Elena Dreosti, a geneticist at University College London, says that the paper’s data are weak and the effects it shows are small. “Considerable additional work is needed to know if this is likely to have a significant impact on the type of behaviour research that is done by the community working with zebrafish,” she says.

But Spagnoli says that his low-tech method is all that's needed to raise the red flag that infection can influence behaviours such as shoaling. He agrees that he hasn’t proven that the P. neurophilia is directly responsible for the changed behaviour – but says that his study suggests that shoaling changes when the parasite is present.

Contamination problem

As many as half of all laboratory facilities may be using some infected zebrafish, according to ZIRC data from 2015 – although only 28 facilities submitted their zebrafish to the centre for health checks that year. Within a facility, infection rates hover around 7-10%; some tanks may have no infected zebrafish, but others have many, Spagnoli says.

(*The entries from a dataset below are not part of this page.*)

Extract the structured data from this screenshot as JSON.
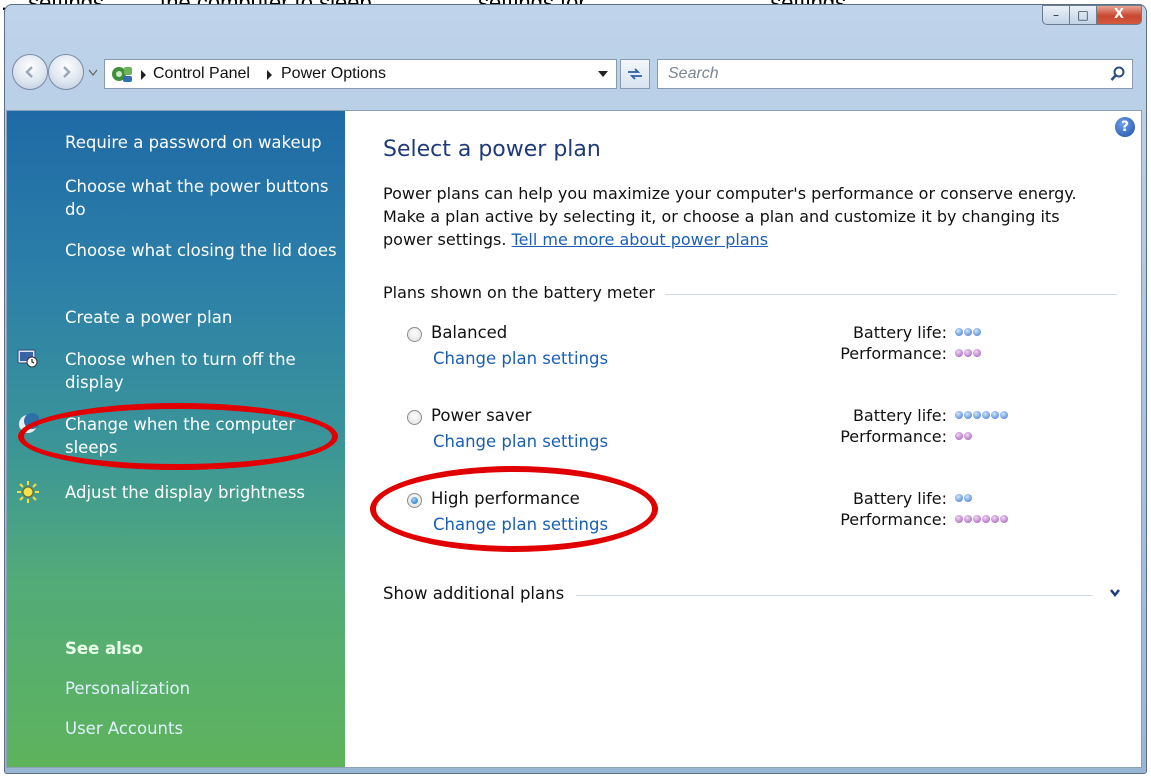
{
  "caption": "… settings …… the computer to sleep … ……… settings for … ……… …… … settings",
  "window": {
    "min_glyph": "–",
    "max_glyph": "□",
    "close_glyph": "X"
  },
  "address_bar": {
    "crumbs": [
      "Control Panel",
      "Power Options"
    ],
    "search_placeholder": "Search"
  },
  "sidebar": {
    "links": [
      "Require a password on wakeup",
      "Choose what the power buttons do",
      "Choose what closing the lid does",
      "Create a power plan",
      "Choose when to turn off the display",
      "Change when the computer sleeps",
      "Adjust the display brightness"
    ],
    "see_also_label": "See also",
    "see_also": [
      "Personalization",
      "User Accounts"
    ]
  },
  "main": {
    "help_glyph": "?",
    "title": "Select a power plan",
    "intro": "Power plans can help you maximize your computer's performance or conserve energy. Make a plan active by selecting it, or choose a plan and customize it by changing its power settings.",
    "intro_link": "Tell me more about power plans",
    "group_label": "Plans shown on the battery meter",
    "battery_label": "Battery life:",
    "performance_label": "Performance:",
    "plans": [
      {
        "name": "Balanced",
        "link": "Change plan settings",
        "selected": false,
        "battery_dots": 3,
        "performance_dots": 3
      },
      {
        "name": "Power saver",
        "link": "Change plan settings",
        "selected": false,
        "battery_dots": 6,
        "performance_dots": 2
      },
      {
        "name": "High performance",
        "link": "Change plan settings",
        "selected": true,
        "battery_dots": 2,
        "performance_dots": 6
      }
    ],
    "more_plans": "Show additional plans"
  },
  "colors": {
    "accent_link": "#1a5fb4",
    "annotation_red": "#e00000",
    "battery_dot": "#3b73c9",
    "performance_dot": "#9b54b0"
  }
}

Nuno Pereira, a zebrafish veterinarian at the Gulbenkian Science Institute in Oeiras, Portugal, says that most researchers are already aware of the importance of testing for the parasite – and Spagnoli agrees that labs have drastically improved their screening protocols.

But Spagnoli thinks that many labs may still have a significant number of fish that are infected. “I haven't seen a single paper that stated that ‘fish used were certified pathogen-free for P. neurophilia'," he says. The team will continue to study the parasite’s effects, he says, and is also looking at the potential influence of another common contaminant, Mycobacterium chelonae, on shoaling behaviour.